Conozco mi dolor pasado, sé cómo fue mi comportamiento antes. Sé también que en el pasado he combinado las respuestas indocaribeñas y afrocaribeñas al racismo y clasismo estructural y sistémico, aquí mismo en Trinidad y Tobago, como si fueran lo mismo. Pero no lo son. ¿Qué he hecho con este conocimiento? Lo he transmitido a mi yo más joven, que sabía poco más en ese momento y le pedí que no cometiera los mismos errores, que considerara el valor verdadero y útil de su aliada. Despojarla del espectáculo performativo. Para escucharla mejor.

Pero los indios son y han sido perseguidos aquí mismo en nuestra nación, y seguramente un académico se inmiscuirá en mis mensajes privados para reprenderme: por nuestras religiones, por nuestra ruralidad agraria, por nuestra debilidad percibida ante los ojos de los «negros», por nuestra comida, que antes de ser popularizada se despreciaba abiertamente en entornos «oficiales» , mucho antes de la miniaturización y la ternura de bolsillo de la cabrita roti en el plato de porcelana en los escalones del Country Club. Me acusarán de no conocer mi historia. Lo sé y también sé que eso no es excusa.

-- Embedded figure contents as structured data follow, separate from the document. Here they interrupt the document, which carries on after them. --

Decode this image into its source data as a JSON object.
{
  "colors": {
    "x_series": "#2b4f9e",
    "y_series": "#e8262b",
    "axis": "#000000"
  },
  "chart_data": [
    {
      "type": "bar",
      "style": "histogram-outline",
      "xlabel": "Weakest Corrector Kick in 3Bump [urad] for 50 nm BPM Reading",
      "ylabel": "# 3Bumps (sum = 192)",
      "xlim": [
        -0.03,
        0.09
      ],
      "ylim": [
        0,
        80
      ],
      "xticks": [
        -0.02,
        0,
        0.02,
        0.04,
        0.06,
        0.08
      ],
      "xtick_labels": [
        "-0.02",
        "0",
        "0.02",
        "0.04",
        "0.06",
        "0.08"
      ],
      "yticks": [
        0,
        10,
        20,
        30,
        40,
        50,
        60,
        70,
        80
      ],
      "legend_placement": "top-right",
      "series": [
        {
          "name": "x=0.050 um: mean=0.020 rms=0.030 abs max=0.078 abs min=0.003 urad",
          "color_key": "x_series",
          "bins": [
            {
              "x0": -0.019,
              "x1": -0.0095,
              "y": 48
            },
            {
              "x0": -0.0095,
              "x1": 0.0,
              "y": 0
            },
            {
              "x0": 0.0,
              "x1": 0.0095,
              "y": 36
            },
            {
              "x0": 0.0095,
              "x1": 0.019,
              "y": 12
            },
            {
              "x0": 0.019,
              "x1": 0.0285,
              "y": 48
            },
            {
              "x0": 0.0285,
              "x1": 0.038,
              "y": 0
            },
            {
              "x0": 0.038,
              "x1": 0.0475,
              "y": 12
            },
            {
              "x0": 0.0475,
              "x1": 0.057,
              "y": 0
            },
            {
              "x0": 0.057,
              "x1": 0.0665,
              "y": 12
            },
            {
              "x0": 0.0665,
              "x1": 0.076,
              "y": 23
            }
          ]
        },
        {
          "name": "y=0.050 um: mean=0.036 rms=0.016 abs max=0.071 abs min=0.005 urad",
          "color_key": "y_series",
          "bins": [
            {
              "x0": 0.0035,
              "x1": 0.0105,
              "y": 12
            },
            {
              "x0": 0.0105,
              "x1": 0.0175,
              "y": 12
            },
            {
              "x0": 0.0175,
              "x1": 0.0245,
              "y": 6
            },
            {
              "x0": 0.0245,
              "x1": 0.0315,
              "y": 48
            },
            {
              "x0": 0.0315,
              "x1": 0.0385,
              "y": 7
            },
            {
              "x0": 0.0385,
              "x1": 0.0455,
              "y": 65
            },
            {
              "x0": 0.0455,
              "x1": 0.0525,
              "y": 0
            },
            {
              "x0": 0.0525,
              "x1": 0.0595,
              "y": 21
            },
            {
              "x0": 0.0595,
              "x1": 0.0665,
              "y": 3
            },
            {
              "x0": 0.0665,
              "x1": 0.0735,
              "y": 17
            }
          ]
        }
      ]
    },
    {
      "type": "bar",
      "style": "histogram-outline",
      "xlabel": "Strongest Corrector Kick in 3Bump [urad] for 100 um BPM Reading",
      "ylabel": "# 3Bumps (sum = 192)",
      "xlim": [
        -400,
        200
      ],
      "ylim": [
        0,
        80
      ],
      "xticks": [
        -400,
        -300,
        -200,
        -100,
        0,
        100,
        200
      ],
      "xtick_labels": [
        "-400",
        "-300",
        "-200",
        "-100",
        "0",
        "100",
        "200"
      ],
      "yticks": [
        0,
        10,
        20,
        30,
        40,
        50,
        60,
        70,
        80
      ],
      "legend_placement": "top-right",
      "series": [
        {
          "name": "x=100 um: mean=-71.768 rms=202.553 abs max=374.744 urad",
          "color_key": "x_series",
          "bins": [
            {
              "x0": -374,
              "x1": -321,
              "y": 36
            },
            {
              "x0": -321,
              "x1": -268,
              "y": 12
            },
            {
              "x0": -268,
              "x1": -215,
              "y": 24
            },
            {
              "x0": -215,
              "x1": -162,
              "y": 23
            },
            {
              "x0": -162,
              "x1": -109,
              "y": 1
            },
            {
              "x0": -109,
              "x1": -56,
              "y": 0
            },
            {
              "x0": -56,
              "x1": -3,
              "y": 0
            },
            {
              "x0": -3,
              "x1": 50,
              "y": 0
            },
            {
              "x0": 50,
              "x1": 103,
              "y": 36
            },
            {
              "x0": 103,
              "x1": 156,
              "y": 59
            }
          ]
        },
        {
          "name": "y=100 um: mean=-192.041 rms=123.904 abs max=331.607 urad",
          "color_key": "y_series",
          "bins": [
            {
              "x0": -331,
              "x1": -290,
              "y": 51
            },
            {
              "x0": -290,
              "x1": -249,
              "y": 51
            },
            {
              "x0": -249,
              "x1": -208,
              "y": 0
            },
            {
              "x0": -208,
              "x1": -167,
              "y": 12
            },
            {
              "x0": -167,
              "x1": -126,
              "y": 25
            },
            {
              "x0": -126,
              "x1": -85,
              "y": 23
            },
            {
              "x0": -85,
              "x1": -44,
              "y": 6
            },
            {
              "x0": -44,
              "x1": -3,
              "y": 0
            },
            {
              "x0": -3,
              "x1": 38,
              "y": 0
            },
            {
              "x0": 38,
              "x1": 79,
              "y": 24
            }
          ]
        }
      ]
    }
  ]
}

Tengo suficiente que pensar dentro de mí para reconocer el largo, muy largo brazo del imperio que se extiende sobre todos nosotros, sobre todas las personas de color en las antiguas colonias del Caribe. Cómo nos han encadenado e indentificado, usando las mismas y diferentes técnicas en nuestra piel, en nuestros hogares y corazones y sobre nuestros altares, en las herramientas que nuestras manos sostenían en los campos, capillas, dormitorios y tumbas de conquista.

Esto, y todo lo demás, no me hace inocente. No me hace estadounidense ni negra en Estados Unidos. No me pone en los zapatos de George, en su cuerpo, en su alegría de todos los días, en su lucha ni en el terror vivido al momento de su muerte, en sus largos minutos de agonía.

A medida que aprendo, cometo errores en el aprendizaje, fracaso con esperanza cada vez hacia una manera de presenciar mejor la brutalidad policial, el racismo violento y calculador contra los ciudadanos negros y los horrores del estado industrial de la policía racista, y me comprometo nuevamente a escuchar. A sentarme a los pies de las mujeres negras, no binarias, hombres escritores, protestantes, pensadores y simplemente escuchar.

Beber por sus ricas venas la sangre de Audre Lorde, James Baldwin, Paule Marshall, Malcolm X, Michelle Alexander, Reni Eddo-Lodge, Zora Neale Hurston, Marlon James, sin ser un aliado teatral de vampiros.

No, no quiero alianzas de ópera ni ventriloquismo, me lo ruego.

Sin cooptar ni hablar, sin los saludos de sangre sin derramamiento de sangre personal.

Sé que nunca lo entenderé totalmente, pero si no puedo fijarme en la bandera levantada por los errores con amor, entonces no merezco para nada ser abanderada.

Sostengo la bandera que he hecho yo misma para llevar a la vanguardia mi política, mi voz no puede darse el lujo de quedarse callada, ni en su complejidad espinoza y puntiaguda.

La levanto por George, por Trayvon, por Tamir, por Sandra y por Tony.  Por todos los afroamericanos. Ofrezco mi imperfecta solidaridad indocaribeña. La ofrezco con la esperanza de que mis manos, que no son irreprochables, sean mejores y más limpias en el trabajo.

De que aprenda a dar la sangre que debo.